I’ve really enjoyed it every time I’ve read it.
Not a fan. I never took to fantasy very much, not as a kid nor as an adult.
I liked magic like Bewitched and I Dream of Jeannie, but not stories like Alice in Wonderland that were more mysterious and scary and had odd characters.
It is a different read if you are smoking something or if you are not.
Read it again. If nothing else, it is a book about perceptions on and explanations of REALITY. The characters aren’t scary. They are purposefully absurd and designed to illustrate poignant truths. I’ll bet if you read this book, then switch on the news, a light will go on in your head.
@HP The reality isn’t very fun at this point either, and can be pretty scary.
The scary was my POV as a little girl; although, I don’t like talking animals or distorted images of people very much even now. Alice in Wonderland always had the illustrations or I saw it as a movie, so I was watching or seeing pictures not just in my own mind.
I also don’t like looking at videos of people who use those apps that make them look like animals. The exception is Halloween I sometimes draw a cat face with make-up and put on ears, and I’m ok with Mickey ears at Disney, but I’ve never owned a pair.
Holy shit! That would have been a catastrophe for me. I would have been afraid to be left alone in a room with a book. But did you see the Disney cartoon version of Alice when you were a kid? Think back and see if scenes from that film serve as allegories on current affairs.
I got the impression everyone was stoned out of their minds!
YES. They’re all crazier than shit, and they are all preposterously exaggerated so we cannot miss the point that they are crazier than shit. They live in a place where crazier than shit is the norm. Now think for a moment on just who among us are hell bent on convincing you and I that crazier than shit is NORMAL. When someone tells you Trump is fit for office, believe me they either never read or have forgotten this book.
It was a good book. So much better when I did acid and read it. ~
I LOVED IT! And sort of lived it.
I discovered Alice in my grandmothers book room the summer I was 12. Everything about it fascinated me, the story, the language, characters, the drawings. I couldn’t put it down or stop thinking of what could mean.
I still reread it. It’s one of three or four books I could say changed my life.
I remember my mother gave me a copy of “Alice in Wonderland” to read and I got stuck on the first page as I couldn’t understand how a book could have conversations in it. Somehow, I couldn’t understand how words which were spoken could appear in the text on a page and in frustration I gave up.
I read it eventually and enjoyed it and for a time it was one of my favourite books. I used to own a compendium that included most of Lewis Carroll’s writings, but “Alice in Wonderland” has always been my favourite.
Everything in Alice’s dream is monstrous and insane but Alice is always calm and reasonable. She is the voice of good sense that comes from within ourselves and not from the external world.

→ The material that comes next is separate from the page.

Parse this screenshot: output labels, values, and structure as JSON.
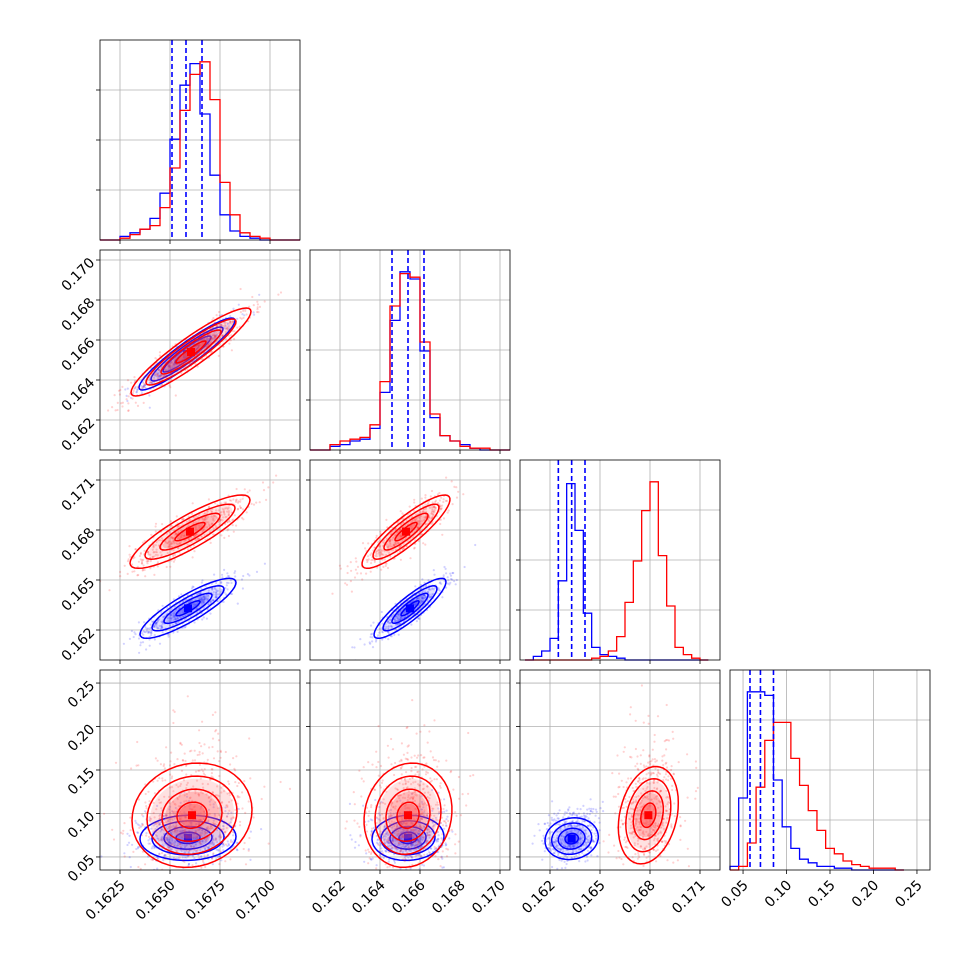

Very different read, before and after learning about Lewis Carroll.
I remember enjoying it so much I missed my station on BART.
It was fine. I’ve read better books.
This is one of those stories where the idea of it is much better than the story itself. I’m actually pretty fascinated by the idea of a Wonderland with all the quirks and characters in it. But the story just doesn’t do it for me.

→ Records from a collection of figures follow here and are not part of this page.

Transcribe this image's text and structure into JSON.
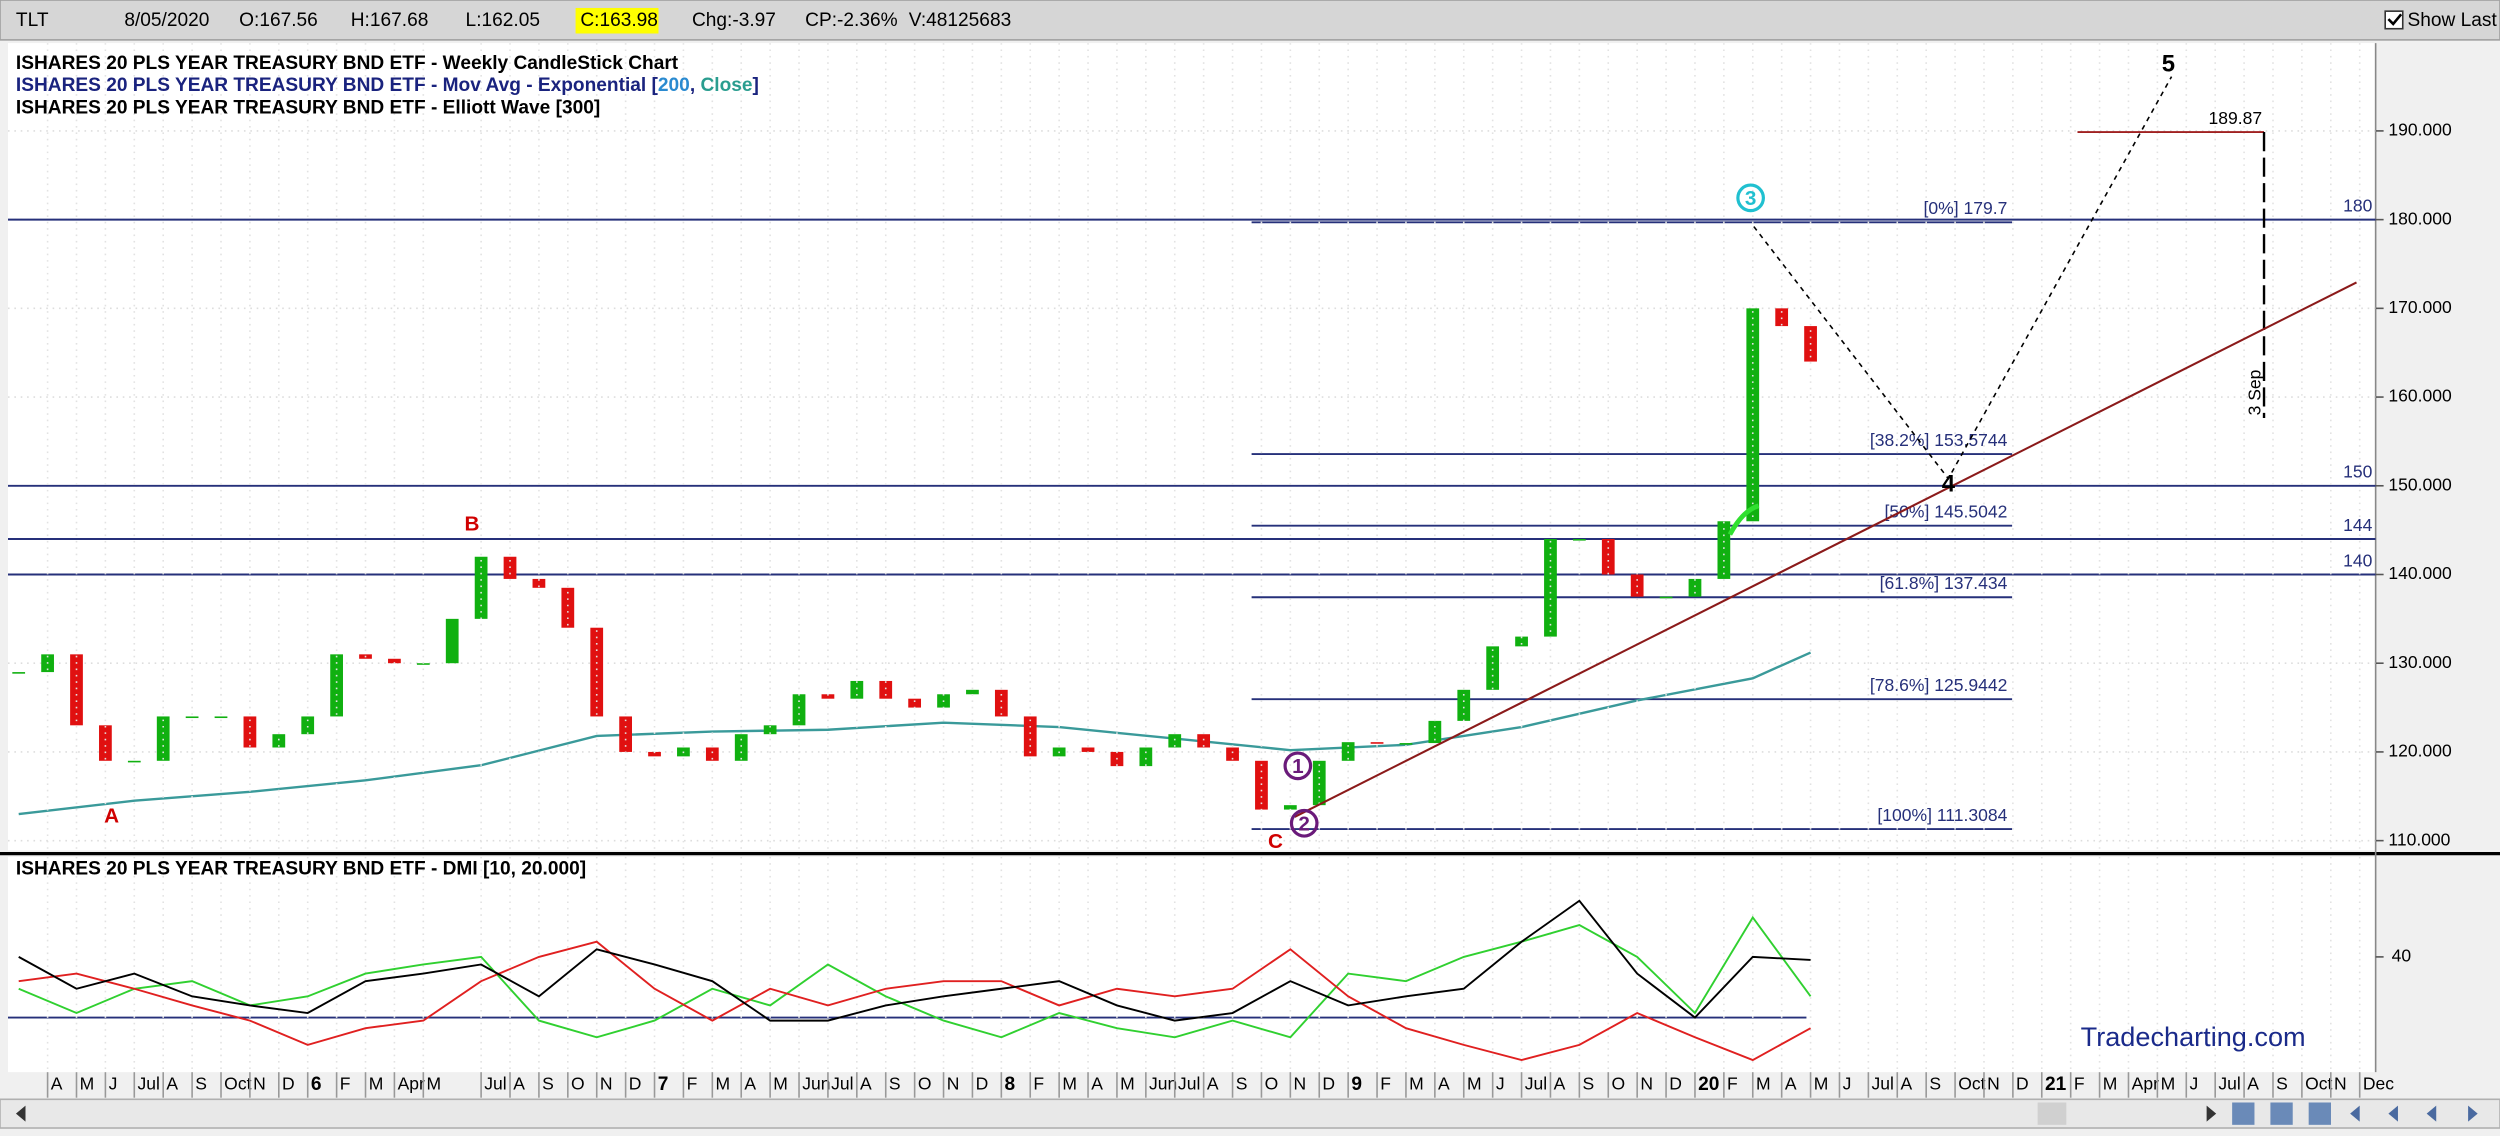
{
  "header": {
    "symbol": "TLT",
    "date": "8/05/2020",
    "open": "O:167.56",
    "high": "H:167.68",
    "low": "L:162.05",
    "close": "C:163.98",
    "change": "Chg:-3.97",
    "change_pct": "CP:-2.36%",
    "volume": "V:48125683",
    "show_last": "Show Last"
  },
  "watermark": "Tradecharting.com",
  "chart_data": [
    {
      "type": "candlestick",
      "legend": {
        "line1": "ISHARES 20 PLS YEAR TREASURY BND ETF - Weekly CandleStick Chart",
        "line2": {
          "prefix": "ISHARES 20 PLS YEAR TREASURY BND ETF - Mov Avg - Exponential [",
          "period": "200",
          "sep": ", ",
          "field": "Close",
          "suffix": "]"
        },
        "line3": "ISHARES 20 PLS YEAR TREASURY BND ETF - Elliott Wave [300]"
      },
      "xlim": [
        "2015-02",
        "2021-12"
      ],
      "ylim": [
        108.9,
        199.9
      ],
      "yticks": [
        {
          "value": 110,
          "label": "110.000"
        },
        {
          "value": 120,
          "label": "120.000"
        },
        {
          "value": 130,
          "label": "130.000"
        },
        {
          "value": 140,
          "label": "140.000"
        },
        {
          "value": 150,
          "label": "150.000"
        },
        {
          "value": 160,
          "label": "160.000"
        },
        {
          "value": 170,
          "label": "170.000"
        },
        {
          "value": 180,
          "label": "180.000"
        },
        {
          "value": 190,
          "label": "190.000"
        }
      ],
      "grid": true,
      "up_color": "#10b010",
      "down_color": "#e01010",
      "x": [
        "2015-03",
        "2015-04",
        "2015-05",
        "2015-06",
        "2015-07",
        "2015-08",
        "2015-09",
        "2015-10",
        "2015-11",
        "2015-12",
        "2016-01",
        "2016-02",
        "2016-03",
        "2016-04",
        "2016-05",
        "2016-06",
        "2016-07",
        "2016-08",
        "2016-09",
        "2016-10",
        "2016-11",
        "2016-12",
        "2017-01",
        "2017-02",
        "2017-03",
        "2017-04",
        "2017-05",
        "2017-06",
        "2017-07",
        "2017-08",
        "2017-09",
        "2017-10",
        "2017-11",
        "2017-12",
        "2018-01",
        "2018-02",
        "2018-03",
        "2018-04",
        "2018-05",
        "2018-06",
        "2018-07",
        "2018-08",
        "2018-09",
        "2018-10",
        "2018-11",
        "2018-12",
        "2019-01",
        "2019-02",
        "2019-03",
        "2019-04",
        "2019-05",
        "2019-06",
        "2019-07",
        "2019-08",
        "2019-09",
        "2019-10",
        "2019-11",
        "2019-12",
        "2020-01",
        "2020-02",
        "2020-03",
        "2020-04",
        "2020-05"
      ],
      "values": [
        129,
        131,
        123,
        119,
        119,
        124,
        124,
        124,
        120.5,
        122,
        124,
        131,
        130.5,
        130,
        130,
        135,
        142,
        139.5,
        138.5,
        134,
        124,
        120,
        119.5,
        120.5,
        119,
        122,
        123,
        126.5,
        126,
        128,
        126,
        125,
        126.5,
        127,
        124,
        119.5,
        120.5,
        120,
        118.4,
        120.5,
        122,
        120.5,
        119,
        113.5,
        114,
        119,
        121.1,
        121,
        121,
        123.5,
        127,
        131.9,
        133,
        144,
        144,
        140,
        137.5,
        137.5,
        139.5,
        146,
        170,
        168,
        164
      ],
      "ema": {
        "color": "#3a9a9a",
        "x": [
          "2015-03",
          "2015-07",
          "2015-11",
          "2016-03",
          "2016-07",
          "2016-11",
          "2017-03",
          "2017-07",
          "2017-11",
          "2018-03",
          "2018-07",
          "2018-11",
          "2019-03",
          "2019-07",
          "2019-11",
          "2020-03",
          "2020-05"
        ],
        "values": [
          113,
          114.5,
          115.5,
          116.8,
          118.5,
          121.8,
          122.3,
          122.5,
          123.3,
          122.8,
          121.5,
          120.2,
          120.8,
          122.8,
          125.8,
          128.3,
          131.2
        ]
      },
      "levels": [
        180,
        150,
        144,
        140
      ],
      "level_color": "#26307a",
      "fib_levels": [
        {
          "label": "[0%] 179.7",
          "value": 179.7
        },
        {
          "label": "[38.2%] 153.5744",
          "value": 153.5744
        },
        {
          "label": "[50%] 145.5042",
          "value": 145.5042
        },
        {
          "label": "[61.8%] 137.434",
          "value": 137.434
        },
        {
          "label": "[78.6%] 125.9442",
          "value": 125.9442
        },
        {
          "label": "[100%] 111.3084",
          "value": 111.3084
        }
      ],
      "target": {
        "value": 189.87,
        "date_label": "3 Sep"
      },
      "waves": [
        "A",
        "B",
        "C",
        "1",
        "2",
        "3",
        "4",
        "5"
      ]
    },
    {
      "type": "line",
      "title": "ISHARES 20 PLS YEAR TREASURY BND ETF - DMI [10, 20.000]",
      "xlim": [
        "2015-02",
        "2021-12"
      ],
      "ylim": [
        2,
        73
      ],
      "yticks": [
        40
      ],
      "threshold": 20,
      "x": [
        "2015-03",
        "2015-05",
        "2015-07",
        "2015-09",
        "2015-11",
        "2016-01",
        "2016-03",
        "2016-05",
        "2016-07",
        "2016-09",
        "2016-11",
        "2017-01",
        "2017-03",
        "2017-05",
        "2017-07",
        "2017-09",
        "2017-11",
        "2018-01",
        "2018-03",
        "2018-05",
        "2018-07",
        "2018-09",
        "2018-11",
        "2019-01",
        "2019-03",
        "2019-05",
        "2019-07",
        "2019-09",
        "2019-11",
        "2020-01",
        "2020-03",
        "2020-05"
      ],
      "series": [
        {
          "color": "#30d030",
          "values": [
            29.5,
            21.5,
            29.5,
            32,
            24,
            27,
            34.5,
            37.5,
            40,
            19,
            13.5,
            19,
            29.5,
            24,
            37.5,
            27,
            19,
            13.5,
            21.5,
            16.5,
            13.5,
            19,
            13.5,
            34.5,
            32,
            40,
            45,
            50.5,
            40,
            21.5,
            53,
            27
          ]
        },
        {
          "color": "#e02020",
          "values": [
            32,
            34.5,
            29.5,
            24,
            19,
            11,
            16.5,
            19,
            32,
            40,
            45,
            29.5,
            19,
            29.5,
            24,
            29.5,
            32,
            32,
            24,
            29.5,
            27,
            29.5,
            42.5,
            27,
            16.5,
            11,
            6,
            11,
            21.5,
            13.5,
            6,
            16.5
          ]
        },
        {
          "color": "#000000",
          "values": [
            40,
            29.5,
            34.5,
            27,
            24,
            21.5,
            32,
            34.5,
            37.5,
            27,
            42.5,
            37.5,
            32,
            19,
            19,
            24,
            27,
            29.5,
            32,
            24,
            19,
            21.5,
            32,
            24,
            27,
            29.5,
            45,
            58.5,
            34.5,
            20,
            40,
            39
          ]
        }
      ],
      "xticks": [
        {
          "value": "2015-04",
          "label": "A"
        },
        {
          "value": "2015-05",
          "label": "M"
        },
        {
          "value": "2015-06",
          "label": "J"
        },
        {
          "value": "2015-07",
          "label": "Jul"
        },
        {
          "value": "2015-08",
          "label": "A"
        },
        {
          "value": "2015-09",
          "label": "S"
        },
        {
          "value": "2015-10",
          "label": "Oct"
        },
        {
          "value": "2015-11",
          "label": "N"
        },
        {
          "value": "2015-12",
          "label": "D"
        },
        {
          "value": "2016-01",
          "label": "6"
        },
        {
          "value": "2016-02",
          "label": "F"
        },
        {
          "value": "2016-03",
          "label": "M"
        },
        {
          "value": "2016-04",
          "label": "Apr"
        },
        {
          "value": "2016-05",
          "label": "M"
        },
        {
          "value": "2016-07",
          "label": "Jul"
        },
        {
          "value": "2016-08",
          "label": "A"
        },
        {
          "value": "2016-09",
          "label": "S"
        },
        {
          "value": "2016-10",
          "label": "O"
        },
        {
          "value": "2016-11",
          "label": "N"
        },
        {
          "value": "2016-12",
          "label": "D"
        },
        {
          "value": "2017-01",
          "label": "7"
        },
        {
          "value": "2017-02",
          "label": "F"
        },
        {
          "value": "2017-03",
          "label": "M"
        },
        {
          "value": "2017-04",
          "label": "A"
        },
        {
          "value": "2017-05",
          "label": "M"
        },
        {
          "value": "2017-06",
          "label": "Jun"
        },
        {
          "value": "2017-07",
          "label": "Jul"
        },
        {
          "value": "2017-08",
          "label": "A"
        },
        {
          "value": "2017-09",
          "label": "S"
        },
        {
          "value": "2017-10",
          "label": "O"
        },
        {
          "value": "2017-11",
          "label": "N"
        },
        {
          "value": "2017-12",
          "label": "D"
        },
        {
          "value": "2018-01",
          "label": "8"
        },
        {
          "value": "2018-02",
          "label": "F"
        },
        {
          "value": "2018-03",
          "label": "M"
        },
        {
          "value": "2018-04",
          "label": "A"
        },
        {
          "value": "2018-05",
          "label": "M"
        },
        {
          "value": "2018-06",
          "label": "Jun"
        },
        {
          "value": "2018-07",
          "label": "Jul"
        },
        {
          "value": "2018-08",
          "label": "A"
        },
        {
          "value": "2018-09",
          "label": "S"
        },
        {
          "value": "2018-10",
          "label": "O"
        },
        {
          "value": "2018-11",
          "label": "N"
        },
        {
          "value": "2018-12",
          "label": "D"
        },
        {
          "value": "2019-01",
          "label": "9"
        },
        {
          "value": "2019-02",
          "label": "F"
        },
        {
          "value": "2019-03",
          "label": "M"
        },
        {
          "value": "2019-04",
          "label": "A"
        },
        {
          "value": "2019-05",
          "label": "M"
        },
        {
          "value": "2019-06",
          "label": "J"
        },
        {
          "value": "2019-07",
          "label": "Jul"
        },
        {
          "value": "2019-08",
          "label": "A"
        },
        {
          "value": "2019-09",
          "label": "S"
        },
        {
          "value": "2019-10",
          "label": "O"
        },
        {
          "value": "2019-11",
          "label": "N"
        },
        {
          "value": "2019-12",
          "label": "D"
        },
        {
          "value": "2020-01",
          "label": "20"
        },
        {
          "value": "2020-02",
          "label": "F"
        },
        {
          "value": "2020-03",
          "label": "M"
        },
        {
          "value": "2020-04",
          "label": "A"
        },
        {
          "value": "2020-05",
          "label": "M"
        },
        {
          "value": "2020-06",
          "label": "J"
        },
        {
          "value": "2020-07",
          "label": "Jul"
        },
        {
          "value": "2020-08",
          "label": "A"
        },
        {
          "value": "2020-09",
          "label": "S"
        },
        {
          "value": "2020-10",
          "label": "Oct"
        },
        {
          "value": "2020-11",
          "label": "N"
        },
        {
          "value": "2020-12",
          "label": "D"
        },
        {
          "value": "2021-01",
          "label": "21"
        },
        {
          "value": "2021-02",
          "label": "F"
        },
        {
          "value": "2021-03",
          "label": "M"
        },
        {
          "value": "2021-04",
          "label": "Apr"
        },
        {
          "value": "2021-05",
          "label": "M"
        },
        {
          "value": "2021-06",
          "label": "J"
        },
        {
          "value": "2021-07",
          "label": "Jul"
        },
        {
          "value": "2021-08",
          "label": "A"
        },
        {
          "value": "2021-09",
          "label": "S"
        },
        {
          "value": "2021-10",
          "label": "Oct"
        },
        {
          "value": "2021-11",
          "label": "N"
        },
        {
          "value": "2021-12",
          "label": "Dec"
        }
      ]
    }
  ]
}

I guess the book was supposed to be some kind of social satire with references only people of that time can catch? But if I have to do extensive research just to enjoy the book then the book fails me.
I’m more interested in the modern fictions that spawn out of the book than the book itself.
The Disney cartoon version was re-released in theaters when I was around 10. Of course it was necessarily a rather abridged rendition of the book, but there are scenes from that film I still vividly recall.